Optimal control theory of an age-structured coronavirus disease model and the dynamical analysis of the underlying ordinary differential equation model having constant parameters

This paper addresses the dynamics of COVID-19 using the approach of age-structured modeling. A particular case of the model is presented by taking into account age-free parameters. The sub-model consisting of ordinary differential equations (ODEs) is investigated for possible equilibria, and qualitative aspects of the model are rigorously presented. In order to control the spread of the disease, we considered two age- and time-dependent non-pharmaceutical control measures in the age-structured model, and an optimal control problem using a general maximum principle of Pontryagin type is achieved. Finally, sample simulations are plotted which support our theoretical work.

Automated summary

This paper investigates the dynamics of COVID-19 using age-structured modeling approach.

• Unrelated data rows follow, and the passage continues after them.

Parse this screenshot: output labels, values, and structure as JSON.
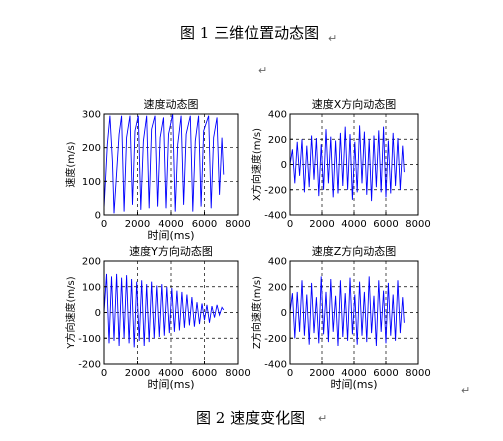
{
  "document": {
    "caption_top": "图 1  三维位置动态图",
    "caption_bottom": "图 2  速度变化图",
    "paragraph_marks": [
      "↵",
      "↵",
      "↵",
      "↵"
    ]
  },
  "chart_data": [
    {
      "type": "line",
      "title": "速度动态图",
      "xlabel": "时间(ms)",
      "ylabel": "速度(m/s)",
      "xlim": [
        0,
        8000
      ],
      "ylim": [
        0,
        300
      ],
      "xticks": [
        0,
        2000,
        4000,
        6000,
        8000
      ],
      "yticks": [
        0,
        100,
        200,
        300
      ],
      "grid": "dashed",
      "color": "#0000ff",
      "x": [
        0,
        200,
        350,
        500,
        600,
        900,
        1050,
        1200,
        1350,
        1550,
        1700,
        1850,
        2050,
        2200,
        2350,
        2550,
        2700,
        2850,
        3050,
        3200,
        3350,
        3550,
        3700,
        3850,
        4100,
        4250,
        4400,
        4600,
        4750,
        4900,
        5150,
        5300,
        5450,
        5650,
        5800,
        5950,
        6250,
        6400,
        6550,
        6750,
        6900,
        7050,
        7150
      ],
      "y": [
        20,
        210,
        295,
        160,
        5,
        240,
        295,
        10,
        230,
        295,
        30,
        250,
        295,
        15,
        220,
        295,
        20,
        255,
        295,
        25,
        230,
        290,
        20,
        240,
        300,
        10,
        210,
        295,
        30,
        240,
        295,
        10,
        220,
        295,
        25,
        250,
        295,
        20,
        230,
        290,
        60,
        230,
        120
      ]
    },
    {
      "type": "line",
      "title": "速度X方向动态图",
      "xlabel": "",
      "ylabel": "X方向速度(m/s)",
      "xlim": [
        0,
        8000
      ],
      "ylim": [
        -400,
        400
      ],
      "xticks": [
        0,
        2000,
        4000,
        6000,
        8000
      ],
      "yticks": [
        -400,
        -200,
        0,
        200,
        400
      ],
      "grid": "dashed",
      "color": "#0000ff",
      "x": [
        0,
        150,
        300,
        450,
        600,
        750,
        900,
        1050,
        1200,
        1350,
        1500,
        1650,
        1800,
        1950,
        2100,
        2250,
        2400,
        2550,
        2700,
        2850,
        3000,
        3150,
        3300,
        3450,
        3600,
        3750,
        3900,
        4050,
        4200,
        4350,
        4500,
        4650,
        4800,
        4950,
        5100,
        5250,
        5400,
        5550,
        5700,
        5850,
        6000,
        6150,
        6300,
        6450,
        6600,
        6750,
        6900,
        7050,
        7150
      ],
      "y": [
        0,
        120,
        -150,
        180,
        -90,
        200,
        -220,
        150,
        -180,
        230,
        -120,
        210,
        -250,
        160,
        -200,
        280,
        -150,
        220,
        -260,
        190,
        -230,
        250,
        -170,
        300,
        -200,
        240,
        -280,
        180,
        -220,
        310,
        -150,
        260,
        -240,
        200,
        -290,
        230,
        -180,
        270,
        -220,
        300,
        -260,
        190,
        -230,
        250,
        -170,
        210,
        -200,
        150,
        -60
      ]
    },
    {
      "type": "line",
      "title": "速度Y方向动态图",
      "xlabel": "时间(ms)",
      "ylabel": "Y方向速度(m/s)",
      "xlim": [
        0,
        8000
      ],
      "ylim": [
        -200,
        200
      ],
      "xticks": [
        0,
        2000,
        4000,
        6000,
        8000
      ],
      "yticks": [
        -200,
        -100,
        0,
        100,
        200
      ],
      "grid": "dashed",
      "color": "#0000ff",
      "x": [
        0,
        150,
        300,
        450,
        600,
        750,
        900,
        1050,
        1200,
        1350,
        1500,
        1650,
        1800,
        1950,
        2100,
        2250,
        2400,
        2550,
        2700,
        2850,
        3000,
        3150,
        3300,
        3450,
        3600,
        3750,
        3900,
        4050,
        4200,
        4350,
        4500,
        4650,
        4800,
        4950,
        5100,
        5250,
        5400,
        5550,
        5700,
        5850,
        6000,
        6150,
        6300,
        6450,
        6600,
        6750,
        6900,
        7050,
        7150
      ],
      "y": [
        0,
        150,
        -120,
        140,
        -110,
        150,
        -130,
        135,
        -100,
        145,
        -120,
        130,
        -135,
        120,
        -110,
        125,
        -130,
        110,
        -115,
        120,
        -100,
        105,
        -95,
        110,
        -90,
        100,
        -80,
        95,
        -75,
        85,
        -70,
        80,
        -60,
        70,
        -50,
        60,
        -55,
        40,
        -45,
        35,
        -30,
        30,
        -40,
        25,
        -20,
        30,
        -10,
        20,
        10
      ]
    },
    {
      "type": "line",
      "title": "速度Z方向动态图",
      "xlabel": "时间(ms)",
      "ylabel": "Z方向速度(m/s)",
      "xlim": [
        0,
        8000
      ],
      "ylim": [
        -400,
        400
      ],
      "xticks": [
        0,
        2000,
        4000,
        6000,
        8000
      ],
      "yticks": [
        -400,
        -200,
        0,
        200,
        400
      ],
      "grid": "dashed",
      "color": "#0000ff",
      "x": [
        0,
        150,
        300,
        450,
        600,
        750,
        900,
        1050,
        1200,
        1350,
        1500,
        1650,
        1800,
        1950,
        2100,
        2250,
        2400,
        2550,
        2700,
        2850,
        3000,
        3150,
        3300,
        3450,
        3600,
        3750,
        3900,
        4050,
        4200,
        4350,
        4500,
        4650,
        4800,
        4950,
        5100,
        5250,
        5400,
        5550,
        5700,
        5850,
        6000,
        6150,
        6300,
        6450,
        6600,
        6750,
        6900,
        7050,
        7150
      ],
      "y": [
        0,
        150,
        -200,
        160,
        -150,
        250,
        -180,
        140,
        -250,
        230,
        -160,
        120,
        -240,
        280,
        -170,
        160,
        -230,
        260,
        -150,
        130,
        -260,
        250,
        -190,
        150,
        -220,
        270,
        -170,
        140,
        -250,
        240,
        -180,
        160,
        -230,
        280,
        -160,
        130,
        -260,
        250,
        -150,
        170,
        -240,
        230,
        -180,
        140,
        -220,
        250,
        -160,
        120,
        -80
      ]
    }
  ]
}
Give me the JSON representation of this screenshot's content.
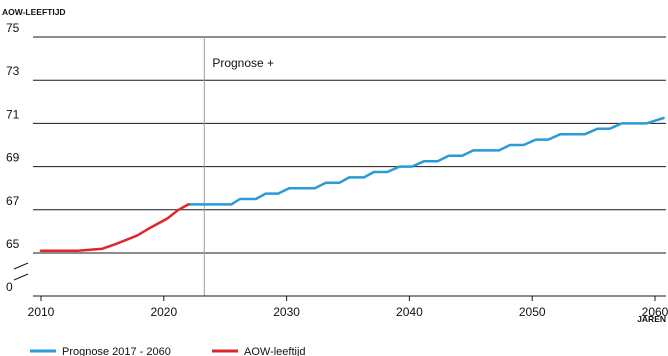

A specific case of the model is presented by incorporating age-independent parameters. The sub-model, consisting of ordinary differential equations, is studied for possible equilibria and the qualitative aspects of the model are rigorously presented. Two age- and time-dependent non-pharmaceutical control measures are considered in the age-structured model to control the spread of the disease, and an optimal control problem is solved using a general maximum principle of Pontryagin type. Sample simulations are then plotted to support the theoretical work.